Joe Biden est un homme transparent qui a réussi à traverser toute l’histoire politique américaine récente.
Les Américains n’ont selon moi pas eu véritablement envie de voter pour lui. Désireux d’effacer le traumatisme de novembre 2016, ceux-ci ont en revanche voté en faveur du retour à l’ordre établi avant Donald Trump. Ils ont manifesté leur nostalgie de l’ère Obama. Les démocrates voulaient simplement gagner, et ce peu importe le candidat. Joe Biden était cependant le mieux placé, en tant qu’ancien vice-président d’Obama.
Joe Biden va-il, contrairement à Hillary Clinton en 2016, réussir à mobiliser la gauche du parti et de l’électorat démocrate face à Donald Trump?
Je le pense. Le contexte est beaucoup moins morose qu’en 2016 pour les classes moyennes et la demande de justice sociale et de combat contre les inégalités me semble moins forte. En 2016, Hillary Clinton n’était par ailleurs pas la candidate idéale car elle paraissait beaucoup trop déconnectée et installée dans le paysage politique sous Obama. Elle ne fut rien d’autre qu’une erreur de casting.
À l’inverse, Joe Biden n’apparaît pas comme un opportuniste et un ambitieux. Il a servi l’État pendant de longues années, et son bilan en tant que vice-président a été largement salué.
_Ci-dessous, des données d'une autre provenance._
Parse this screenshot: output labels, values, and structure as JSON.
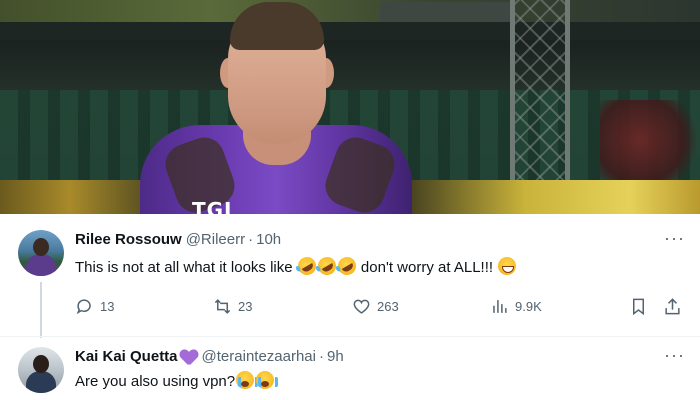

Les récentes attaques extrêmement violentes de Donald Trump contre lui n’enlèveront rien à ses succès.
En novembre, le camp démocrate sera uni comme un seul homme pour déloger Donald Trump de la Maison-Blanche.
Joe Biden a déjà réuni la quasi-totalité du camp démocrate: Pete Buttigieg, Amy Klobuchar, Andrew Yang, Kamala Harris, etc. Bernie Sanders va évidemment en faire de même, tout comme Elizabeth Warren. Le camp démocrate sera uni comme un seul homme, non pas pour élire Joe Biden, mais pour déloger Donald Trump. Je m’attends à une forte mobilisation de l’électorat. On note d’ailleurs que la participation à la primaire démocrate est excellente et dépasse presque celle de 2008. Tous ces signaux sont extrêmement positifs pour Joe Biden.
Qu’en est-il de l’épidémie de Coronavirus? Celle-ci peut-elle s’inviter dans la campagne et nuire à l’administration Trump…
Je pense qu’il faut différencier la gestion de l’épidémie et les déclarations de Donald Trump. La gestion de l’épidémie par la task force du vice-président Mike Pence est relativement bonne. Le gouverneur de l’État de Washington, Jay Inslee, avait exprimé quelques réserves à son encontre, mais celles-ci sont désormais de l’histoire de l’ancienne. On peut par ailleurs relever que les démocrates et les républicains sont parvenus à travailler main dans la main au Congrès. Ensemble, ils ont voté un plan d’urgence très ambitieux de 8,3 milliards de dollars pour lutter contre la propagation de l’épidémie, alors même que la Maison-Blanche ne souhaitait initialement investir que 2,5 milliards de dollars. Contre le coronavirus, l’essentiel du travail est fait, non pas par le président lui-même, mais par des agences gouvernementales. Je pense notamment au Center for Disease Control and Prevention (CDC) qui fonctionne extrêmement bien. Les Américains appliquent par ailleurs rigoureusement les recommandations sanitaires qui leur sont données.
À rebours de cette efficacité, les déclarations de Donald Trump sur l’épidémie sont stupides et déconnectées des inquiétudes des Américains. Et ce alors même qu’il avait parfaitement compris les angoisses et la colère de son peuple au moment de sa campagne très intelligente en 2016. La peur du Coronavirus est transpartisane aux États-Unis et Donald Trump sous-estime cette donnée essentielle. Il ambitionne de rassurer les marchés en niant la gravité de ce qui se joue, mais cela ne marchera pas. La croyance selon laquelle le gouvernement est là pour protéger les individus en période de crise est profondément enracinée aux États-Unis. Nous sommes en période de crise et l’on attend autre chose du Président.